Nitekim Nebi -sallallahu aleyhi ve sellem- bu konuda şöyle buyurmuştur:
(( إِنَّ هَذِهِ الْأُمَّةَ تُبْتَلَى فِي قُبُورِهَا، فَلَوْلاَ أَنْ لاَ تَدَافَنُوا لَدَعَوْتُ اللهَ أَنْ يُسْمِعَكُمْ مِنْ عَذَابِ الْقَبْرِ الَّذِي أَسْمَعُ مِنْهُ. ثُمَّ أَقْبَلَ عَلَيْنَا بِوَجْهِهِ فَقَالَ: تَعَوَّذُوا بِاللهِ مِنْ عَذَابِ النَّارِ. قَالُوا: نَعُوذُ بِاللهِ مِنْ عَذَابِ النَّارِ. فَقَالَ: تَعَوَّذُوا بِاللهِ مِنْ عَذَابِ الْقَبْرِ. قَالُوا: نَعُوذُ بِاللهِ مِنْ عَذَابِ الْقَبْرِ. قَالَ: تَعَوَّذُوا بِاللهِ مِنَ الْفِتَنِ مَا ظَهَرَ مِنْهَا وَمَا بَطَنَ. قَالُوا: نَعُوذُ بِاللهِ مِنَ الْفِتَنِ مَا ظَهَرَ مِنْهَا وَمَا بَطَنَ. قَالَ: تَعَوَّذُوا بِاللهِ مِنْ فِتْنَةِ الدَّجَّالِ. قَالُوا: نَعُوذُ بِاللهِ مِنْ فِتْنَةِ الدَّجَّالِ.)) [ رواه مسلم ]

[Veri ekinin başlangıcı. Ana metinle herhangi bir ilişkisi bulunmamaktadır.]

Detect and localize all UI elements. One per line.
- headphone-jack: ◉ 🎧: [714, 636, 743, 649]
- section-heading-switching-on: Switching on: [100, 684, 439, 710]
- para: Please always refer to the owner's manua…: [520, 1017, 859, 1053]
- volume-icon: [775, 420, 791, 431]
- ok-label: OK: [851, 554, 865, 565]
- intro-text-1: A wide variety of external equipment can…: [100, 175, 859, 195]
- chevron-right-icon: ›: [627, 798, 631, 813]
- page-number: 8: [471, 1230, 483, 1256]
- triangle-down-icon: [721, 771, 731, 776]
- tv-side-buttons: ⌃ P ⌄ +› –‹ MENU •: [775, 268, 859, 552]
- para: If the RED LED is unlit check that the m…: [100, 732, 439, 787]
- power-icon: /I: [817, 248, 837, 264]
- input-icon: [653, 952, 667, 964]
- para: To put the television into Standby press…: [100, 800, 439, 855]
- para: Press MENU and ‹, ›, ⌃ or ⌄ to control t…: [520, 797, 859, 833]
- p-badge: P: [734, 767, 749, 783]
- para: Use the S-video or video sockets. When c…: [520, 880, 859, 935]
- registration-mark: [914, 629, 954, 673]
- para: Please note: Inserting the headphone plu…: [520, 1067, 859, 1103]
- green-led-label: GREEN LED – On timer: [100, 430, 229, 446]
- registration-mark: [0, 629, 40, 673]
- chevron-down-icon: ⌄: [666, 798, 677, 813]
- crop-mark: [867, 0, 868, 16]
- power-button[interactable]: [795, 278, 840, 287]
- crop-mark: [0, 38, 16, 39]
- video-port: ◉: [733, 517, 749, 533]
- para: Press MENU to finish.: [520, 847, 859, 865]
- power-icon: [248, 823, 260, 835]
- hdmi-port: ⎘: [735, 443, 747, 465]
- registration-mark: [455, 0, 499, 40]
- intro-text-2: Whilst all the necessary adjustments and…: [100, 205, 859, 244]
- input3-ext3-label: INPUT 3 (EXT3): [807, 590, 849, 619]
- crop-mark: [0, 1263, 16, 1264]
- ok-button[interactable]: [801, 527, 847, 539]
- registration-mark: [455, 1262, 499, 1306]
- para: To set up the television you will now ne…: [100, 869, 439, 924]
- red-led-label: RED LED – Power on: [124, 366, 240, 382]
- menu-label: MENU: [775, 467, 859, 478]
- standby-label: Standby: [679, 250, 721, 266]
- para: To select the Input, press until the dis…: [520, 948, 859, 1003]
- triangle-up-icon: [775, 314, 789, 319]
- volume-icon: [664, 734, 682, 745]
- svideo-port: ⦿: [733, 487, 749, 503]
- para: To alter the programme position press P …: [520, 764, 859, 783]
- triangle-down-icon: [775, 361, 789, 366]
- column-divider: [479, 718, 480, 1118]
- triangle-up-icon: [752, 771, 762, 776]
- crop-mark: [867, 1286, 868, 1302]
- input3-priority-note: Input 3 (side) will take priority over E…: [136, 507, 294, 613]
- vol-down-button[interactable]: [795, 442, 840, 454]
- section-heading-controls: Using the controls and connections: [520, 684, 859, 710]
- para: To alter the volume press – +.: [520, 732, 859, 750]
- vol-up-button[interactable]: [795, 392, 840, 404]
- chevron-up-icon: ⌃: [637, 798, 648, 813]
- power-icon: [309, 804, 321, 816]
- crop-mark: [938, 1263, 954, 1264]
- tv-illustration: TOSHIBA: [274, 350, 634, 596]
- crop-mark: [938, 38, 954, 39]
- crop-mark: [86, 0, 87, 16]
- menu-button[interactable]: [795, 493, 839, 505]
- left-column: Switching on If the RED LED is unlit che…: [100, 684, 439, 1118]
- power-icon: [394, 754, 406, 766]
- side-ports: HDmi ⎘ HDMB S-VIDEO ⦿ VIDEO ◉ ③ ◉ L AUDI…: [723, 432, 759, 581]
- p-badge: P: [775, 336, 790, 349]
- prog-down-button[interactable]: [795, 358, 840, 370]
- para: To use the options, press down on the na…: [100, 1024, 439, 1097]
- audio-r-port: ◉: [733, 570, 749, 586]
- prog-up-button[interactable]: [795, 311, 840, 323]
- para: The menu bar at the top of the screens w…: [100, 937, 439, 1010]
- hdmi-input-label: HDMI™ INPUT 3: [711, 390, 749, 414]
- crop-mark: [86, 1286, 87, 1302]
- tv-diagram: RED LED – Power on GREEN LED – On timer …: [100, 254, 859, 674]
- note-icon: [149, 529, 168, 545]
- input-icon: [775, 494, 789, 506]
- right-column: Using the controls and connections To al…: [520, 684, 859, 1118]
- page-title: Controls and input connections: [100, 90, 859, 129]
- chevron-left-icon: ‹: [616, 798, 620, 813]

"Şüphesiz bu ümmet,kabirlerinde imtihan olunacaktır. Şayet (işittiğiniz takdirde) birbirinizi defnetmemenizden korkmasaydım, şahsen işittiğim kabir azabını size de işittirmesi için Allah'a duâ ederdim.
Ardından yüzünü bize dönerek:
-Cehennem azabından Allah'a sığının, buyurdu.
(Sahâbe):
-Cehennem azabından Allah'a sığınırız, dediler.
-Kabir azabından Allah'a sığının, buyurdu.
(Sahâbe):
-Kabir azabından Allah'a sığınırız, dediler.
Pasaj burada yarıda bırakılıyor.